Christopher Smith II, a safety from the University of Georgia, is a “Dawg.” Being able to draft a safety of his prowess in the fifth round may prove to be an absolute steal for the Las Vegas Raiders.
A player of Smith’s caliber doesn’t usually fall as far as he did in the 2023 NFL Draft. That being said, the Raiders may have found a gem. Smith is a 2022 consensus All-American at the safety position. If Smith is as advertised, the Raiders have a two-time former national champion who will be a ballhawking safety for years to come; he can do it all.
He lays the wood on much larger opposing tight ends and is capable of coming from deep safety to make plays on running backs in the backfield. Rarely is Smith caught out of position. In fact, not many receivers have been able to get over the top of him on deep balls. He is a true junkyard dog, simply put. He relishes all opportunities to engage in contact with anyone and does not miss many tackles.
Does Christopher Smith II fit with the Raiders?
Patrick Graham, the Raiders defensive coordinator, has a unique and ever-evolving defense that adapts to the offense it’s playing against. Provided he has his full complement of defenders to apply to situational football. Defenses are in sub-packages (nickel and dime) 85% of the time. A good safety is the last line of defense and should be one of the best playmakers on the team.
Smith has been compared to Duron Harmon. Harmon was called “the closer,” an old wily vet with a nose for the football and a knack for making big plays. Much like Harmon, Smith is sound in his assignments, disciplined in his reads, and sticky in coverage. Those are all traits required for Graham’s defense. More importantly, Smith can further develop those traits surrounded by a mixture of youth and veteran depth.
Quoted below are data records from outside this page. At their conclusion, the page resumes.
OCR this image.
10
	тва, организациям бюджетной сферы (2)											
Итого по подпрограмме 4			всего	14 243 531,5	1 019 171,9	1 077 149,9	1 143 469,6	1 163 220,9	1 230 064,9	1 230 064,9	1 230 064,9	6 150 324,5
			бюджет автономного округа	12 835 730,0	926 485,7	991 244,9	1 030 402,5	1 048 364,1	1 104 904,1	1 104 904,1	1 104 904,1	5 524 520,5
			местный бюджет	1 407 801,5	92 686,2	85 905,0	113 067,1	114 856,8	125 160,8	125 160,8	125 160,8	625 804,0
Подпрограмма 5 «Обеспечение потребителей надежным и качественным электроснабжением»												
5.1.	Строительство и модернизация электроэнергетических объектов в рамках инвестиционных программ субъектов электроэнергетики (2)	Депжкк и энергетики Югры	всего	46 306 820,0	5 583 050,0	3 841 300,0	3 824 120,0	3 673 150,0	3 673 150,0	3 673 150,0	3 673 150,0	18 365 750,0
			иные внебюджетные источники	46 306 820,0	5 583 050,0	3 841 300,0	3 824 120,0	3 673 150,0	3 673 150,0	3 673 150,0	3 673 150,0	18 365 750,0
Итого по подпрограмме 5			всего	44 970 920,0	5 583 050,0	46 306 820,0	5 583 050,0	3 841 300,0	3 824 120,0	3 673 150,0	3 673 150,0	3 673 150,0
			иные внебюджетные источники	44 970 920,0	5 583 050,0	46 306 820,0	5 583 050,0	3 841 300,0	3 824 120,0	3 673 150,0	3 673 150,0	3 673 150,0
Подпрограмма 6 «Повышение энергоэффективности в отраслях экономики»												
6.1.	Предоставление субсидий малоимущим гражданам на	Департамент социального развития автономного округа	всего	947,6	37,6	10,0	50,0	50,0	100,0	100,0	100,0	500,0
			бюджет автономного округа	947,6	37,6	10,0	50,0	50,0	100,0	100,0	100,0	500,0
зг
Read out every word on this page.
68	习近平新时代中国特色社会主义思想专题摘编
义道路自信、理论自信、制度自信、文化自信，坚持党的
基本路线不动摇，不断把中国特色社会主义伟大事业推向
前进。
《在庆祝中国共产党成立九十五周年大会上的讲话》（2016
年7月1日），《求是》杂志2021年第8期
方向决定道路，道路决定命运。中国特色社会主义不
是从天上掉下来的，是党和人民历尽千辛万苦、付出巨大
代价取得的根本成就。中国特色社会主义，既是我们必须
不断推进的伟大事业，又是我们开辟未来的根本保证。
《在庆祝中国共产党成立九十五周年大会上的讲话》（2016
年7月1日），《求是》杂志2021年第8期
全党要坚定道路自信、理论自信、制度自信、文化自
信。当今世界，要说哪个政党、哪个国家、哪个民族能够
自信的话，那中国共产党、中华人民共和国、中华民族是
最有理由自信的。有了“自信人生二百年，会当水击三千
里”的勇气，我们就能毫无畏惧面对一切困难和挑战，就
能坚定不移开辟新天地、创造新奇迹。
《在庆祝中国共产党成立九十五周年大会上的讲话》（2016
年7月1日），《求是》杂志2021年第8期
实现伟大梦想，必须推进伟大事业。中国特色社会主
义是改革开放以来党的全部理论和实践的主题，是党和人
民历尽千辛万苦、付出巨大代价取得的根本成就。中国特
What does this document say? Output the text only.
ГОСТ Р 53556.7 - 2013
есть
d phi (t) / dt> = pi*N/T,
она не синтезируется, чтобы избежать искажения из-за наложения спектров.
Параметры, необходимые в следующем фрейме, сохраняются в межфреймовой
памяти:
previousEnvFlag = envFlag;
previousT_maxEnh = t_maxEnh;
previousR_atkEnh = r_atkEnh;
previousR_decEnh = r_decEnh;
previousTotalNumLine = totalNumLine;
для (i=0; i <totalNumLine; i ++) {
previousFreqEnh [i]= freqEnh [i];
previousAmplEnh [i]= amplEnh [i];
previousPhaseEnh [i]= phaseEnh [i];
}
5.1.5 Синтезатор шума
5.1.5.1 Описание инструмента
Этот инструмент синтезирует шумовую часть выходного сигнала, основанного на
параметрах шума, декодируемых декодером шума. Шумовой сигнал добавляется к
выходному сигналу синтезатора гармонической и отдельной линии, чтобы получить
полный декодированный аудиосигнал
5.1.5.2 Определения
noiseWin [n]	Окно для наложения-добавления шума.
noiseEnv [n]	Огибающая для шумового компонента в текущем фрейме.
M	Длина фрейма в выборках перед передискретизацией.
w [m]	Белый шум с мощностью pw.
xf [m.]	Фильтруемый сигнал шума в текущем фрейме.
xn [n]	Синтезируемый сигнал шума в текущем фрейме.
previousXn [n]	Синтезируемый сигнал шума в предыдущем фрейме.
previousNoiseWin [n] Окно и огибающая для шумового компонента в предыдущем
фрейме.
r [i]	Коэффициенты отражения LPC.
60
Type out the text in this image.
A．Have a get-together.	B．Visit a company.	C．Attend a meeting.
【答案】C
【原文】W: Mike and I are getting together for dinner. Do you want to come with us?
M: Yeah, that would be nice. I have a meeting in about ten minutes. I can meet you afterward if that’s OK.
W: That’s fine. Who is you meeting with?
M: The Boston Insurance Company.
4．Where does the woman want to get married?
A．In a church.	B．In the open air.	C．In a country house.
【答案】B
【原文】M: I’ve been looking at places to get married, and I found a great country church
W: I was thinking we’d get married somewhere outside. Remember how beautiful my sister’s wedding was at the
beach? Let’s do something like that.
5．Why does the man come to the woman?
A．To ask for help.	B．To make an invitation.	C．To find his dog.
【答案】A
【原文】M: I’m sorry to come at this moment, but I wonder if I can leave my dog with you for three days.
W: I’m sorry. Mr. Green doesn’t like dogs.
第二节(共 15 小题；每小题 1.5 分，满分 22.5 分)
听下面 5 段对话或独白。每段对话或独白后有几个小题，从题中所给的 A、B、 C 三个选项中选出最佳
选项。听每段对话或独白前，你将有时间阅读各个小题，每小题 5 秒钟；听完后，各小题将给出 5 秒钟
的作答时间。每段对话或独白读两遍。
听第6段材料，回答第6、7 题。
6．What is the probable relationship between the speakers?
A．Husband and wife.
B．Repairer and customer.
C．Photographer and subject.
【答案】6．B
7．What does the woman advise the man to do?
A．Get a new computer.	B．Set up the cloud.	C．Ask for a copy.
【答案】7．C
Through the course of the offseason, the Raiders have gone about the business of replenishing their secondary in an interesting way. There weren’t many huge splashes made during free agency: Marcus Epps and Jacquan Johnson were solid additions to Trevon Moehrig, Roderic Teamer, and Isaiah Pola-Mao, the holdovers at safety. Finally, Graham will have enough talent on the field to call defenses the way he wants to.
“The Anti-Combine Warrior”
A “combine warrior” is a player who had a killer scouting combine, earning elite athletic grades based on drills and exercises completed at the NFL Scouting Combine in Indianapolis, Indiana. Typically, these players fall off as soon as the pads come on and leave everyone with a sour taste in their mouth. In today’s NFL, there are a lot of combine warriors. Differentiating them from players who can play is why these front office personnel and scouts get paid the big bucks. This is no different for the Raiders and general manager Dave Ziegler.
Smith didn’t run a sub-4.6 40-yard dash; his 33-inch vertical is good but not great, and his 5’11” 192-pound frame is a concern for durability. It is true that Smith isn’t a prototypical physical talent, but you can’t measure heart or football IQ. For all the questions about his range, as mentioned earlier, very rarely is he beaten over the top. Time will be the ultimate measure of this draft pick, but at pick No. 170, the Raiders crushed it.